Toby was given a brief over view of the Sawyer robot, which included a few basic tasks commanded directly through the robot’s interface and more complex ones by logging into Sawyer’s system and writing the code through a computer. Within minutes, Toby had the robot fully operational and over the course of the week, tried out several of the EOAT options available, including many tools developed at our own workshop. Speaking of the Sawyer collaborative robots, Toby said: “I’m surprised how easy to use it is, the program is much simpler than others I’ve used at school.”
There are many Sawyer robots being used in universities and schools to help students learning about engineering and programming, which Toby thought was a great use for them.  “They’re so much fun to use,” he said, “We should get one at school to help us learn programming and coding.”

We offer training sessions on the Sawyer robot, even if you’re not on work experience, contact the team to find out more.

Another of our educational tools is the AR10, which is mostly used for research at universities. The AR10 is a fully functional humanoid hand and gives researchers the opportunity to learn more about how the hand moves. Toby spent some time looking at the design of the model before learning how to program the hand to make it move.


The AR10 programming software works in a similar way to ones that Toby had worked with at school, so he had no trouble setting up the hand and programming the fingers to move independently.
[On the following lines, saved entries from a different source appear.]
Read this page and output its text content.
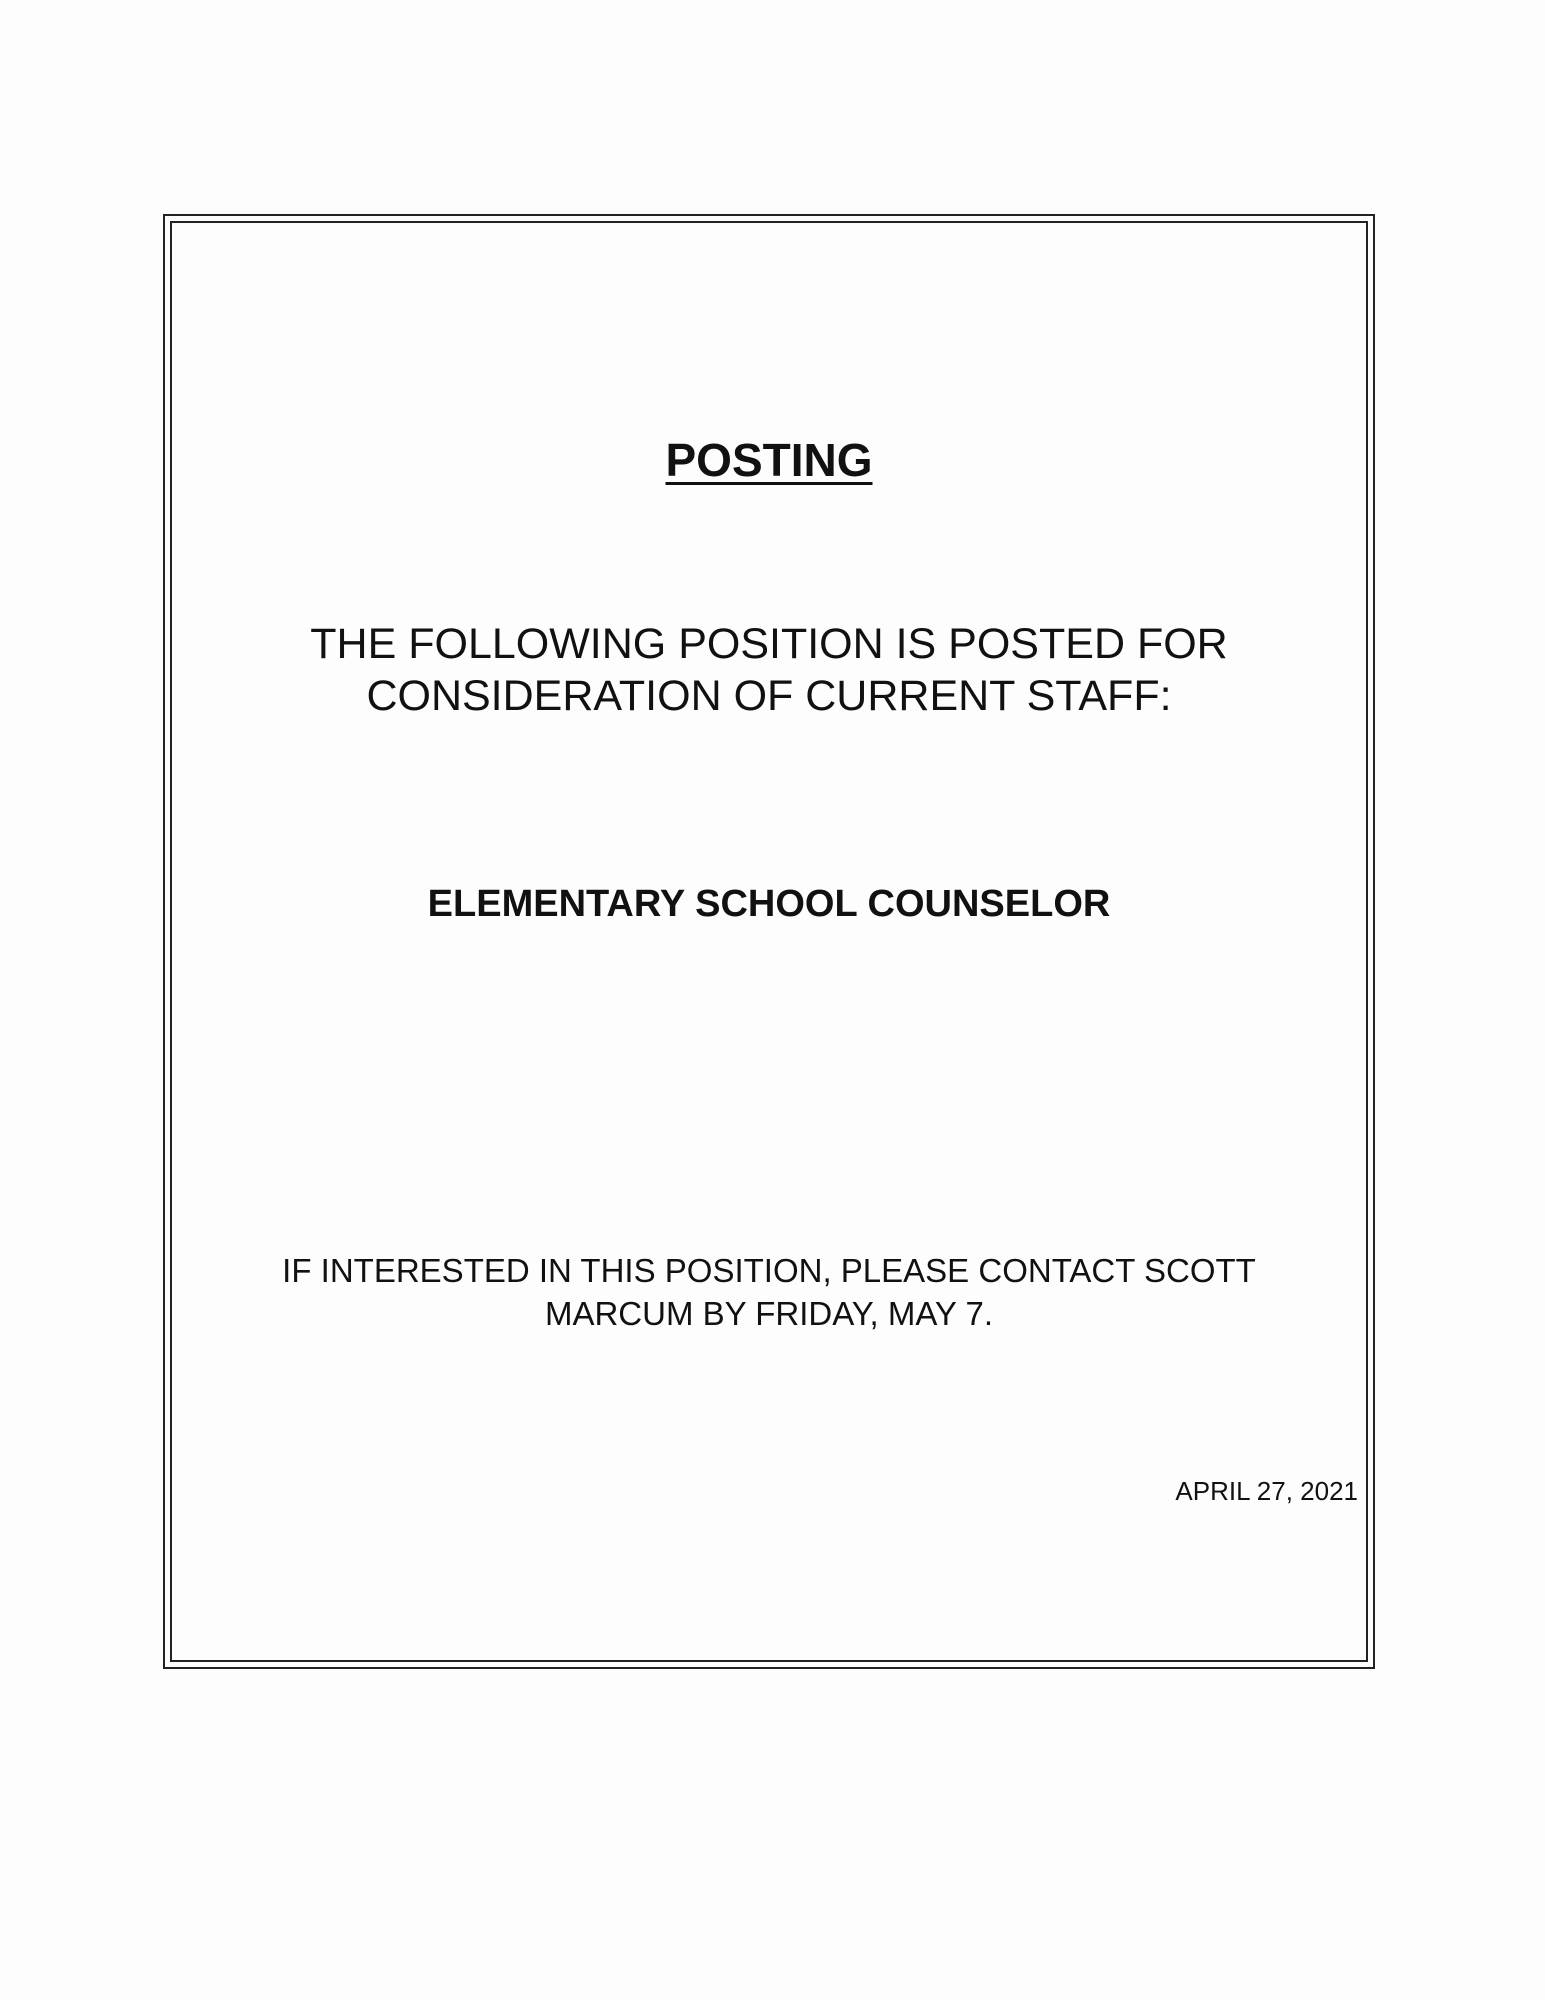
POSTING
THE FOLLOWING POSITION IS POSTED FOR
CONSIDERATION OF CURRENT STAFF:
ELEMENTARY SCHOOL COUNSELOR
IF INTERESTED IN THIS POSITION, PLEASE CONTACT SCOTT
MARCUM BY FRIDAY, MAY 7.

APRIL 27, 2021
Toby then got to incorporate what he had learned so far with Sawyer and the AR10 by attaching the hand and programming them both to work together.  The AR10 gives the Sawyer robot more dexterity allowing for more precision when undertaking certain tasks, which is especially useful in an education setting.

Come the end of the week, Toby created his own step by step lesson plan with the EV3, with the hope of taking it back to school to show his classmates at the start of the next term, as well as committing to the idea of pursuing a career in robotics.  Initially, he thought that programming and engineering bots would be a difficult concept, but he found programming much easier than he’d originally thought and enjoyed the atmosphere of the workshop, thanks to the accessibility of the cobots and the Lego Education sets.